Une étude interne récente, effectuée sur le territoire de Cambrai, dans le Nord, révèle un constat affligeant : 90 % des fratries sont aujourd’hui séparées (1). Volonté délibérée, négligence, obligation de travailler dans l’urgence ou impossibilité structurelle de regrouper les fratries ? Le président du conseil général du Nord ne nous a pas autorisés à contacter les responsables des ASE (Aides sociales à l’enfance) de son département pour en savoir davantage.

Un manque de structures adaptés

Trop souvent encore, et aussi étonnant que cela puisse paraître, les frères et sœurs sont tout simplement « oubliés ». C’est ce qu’a constaté Hayat Ghazal qui, dans le cadre de sa thèse de psychologie, étudie les dossiers de jeunes adultes (âgés de 18 à 21 ans), placés dans la région de Tours et d’Orléans : on trouve dans ces dossiers très peu d’éléments sur les frères et sœurs, les liens qu’ils peuvent avoir avec eux... Et il n’est parfois même pas mentionné s’ils en ont.

Même ceux qui se préoccupent des fratries se heurtent à d’autres difficultés, en particulier au manque de places et de structures adaptées. C’est ce qu’explique Frédérique Coquelet, chef de service à l’ASE du Maine-et-Loire : « Nous avons toujours porté une attention particulière aux fratries, c’est une variable que nous identifions immédiatement à travers la couleur des dossiers. Et dans les 200 nouvelles places créées en Mecs (Maisons d’enfants à caractère social), nous avons mis en place des petites unités de vie sur une plus large tranche d’âge (de 6 à 12 ans) pour pouvoir les réunir. Il est en effet très difficile de placer des fratries dans des familles d’accueil : pour accueillir une fratrie de deux ou trois, il faudrait que les assistantes familiales aient deux ou trois places qui se libèrent en même temps, ce qui est extrêmement rare. Et cette rareté devient une quasi-impossibilité pour les fratries plus nombreuses. Or, sur certaines zones très précarisées, la taille des familles dépasse largement les normes Insee et atteint facilement les cinq ou six enfants. Si bien que, au mieux, on les accueille dans des Mecs, mais on est souvent obligé d’éclater la fratrie sur deux ou trois endroits. »

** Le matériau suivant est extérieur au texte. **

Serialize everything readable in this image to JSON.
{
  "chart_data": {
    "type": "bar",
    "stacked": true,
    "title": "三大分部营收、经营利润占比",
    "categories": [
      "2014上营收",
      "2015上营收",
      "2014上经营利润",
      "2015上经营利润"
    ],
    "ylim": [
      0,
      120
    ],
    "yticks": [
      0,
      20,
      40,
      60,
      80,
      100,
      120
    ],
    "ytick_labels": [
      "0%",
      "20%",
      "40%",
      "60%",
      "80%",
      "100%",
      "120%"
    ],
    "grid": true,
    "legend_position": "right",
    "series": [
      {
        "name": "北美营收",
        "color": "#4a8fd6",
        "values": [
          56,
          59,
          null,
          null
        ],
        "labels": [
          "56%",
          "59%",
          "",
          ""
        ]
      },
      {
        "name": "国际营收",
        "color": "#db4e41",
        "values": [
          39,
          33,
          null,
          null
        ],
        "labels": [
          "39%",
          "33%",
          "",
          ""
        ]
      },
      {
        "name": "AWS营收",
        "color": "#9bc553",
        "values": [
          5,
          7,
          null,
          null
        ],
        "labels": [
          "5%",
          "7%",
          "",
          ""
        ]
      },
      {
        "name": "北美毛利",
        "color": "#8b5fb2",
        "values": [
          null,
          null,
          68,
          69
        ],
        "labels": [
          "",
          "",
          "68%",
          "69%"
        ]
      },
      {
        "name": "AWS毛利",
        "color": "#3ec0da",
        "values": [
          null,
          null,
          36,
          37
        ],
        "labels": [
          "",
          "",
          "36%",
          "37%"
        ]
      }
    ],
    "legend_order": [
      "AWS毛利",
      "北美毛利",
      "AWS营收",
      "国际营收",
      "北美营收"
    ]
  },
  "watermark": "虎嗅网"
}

« En règle générale, précise Frédérique Coquelet, quand on a une fratrie de trois enfants, voire quatre, on peut trouver une solution en établissement. À condition de ne pas être en flux tendu. » Car toutes ces difficultés se démultiplient en période de « suractivité ».

Ce qui est le cas actuellement dans le Maine-et- Loire. Augmentation des signalements de maltraitances, liée à « l’affaire » d’Angers ou précarisation accrue des familles les plus fragiles ? Le nombre d’enfants placés est passé en trois ans dans ce département de 1 500 à 1 700. Or, le nombre de places ne s’est pas accru dans la même proportion.

D’autres facteurs entrent en ligne de compte : tous les enfants ne sont pas forcément retirés à leurs parents en même temps ; ils ne sont pas tous du même père, ne portent pas toujours le même nom. On évite de placer dans des institutions des bébés, on ne veut pas mélanger dans le même foyer les adolescents et les enfants, quitte à séparer les frères et sœurs. Et dans beaucoup de cas, les modes de placement sont tributaires des décisions des juges.

La fratrie peut-être une ressource pour l’enfant

Éviter de séparer les frères et sœurs : c’est néanmoins l’objectif de l’association SOS Villages d’enfants, qui, au bout de cinquante ans d’existence, a décidé d’interroger le cœur de son projet, en organisant un colloque sur ce thème, demain à l’Unesco.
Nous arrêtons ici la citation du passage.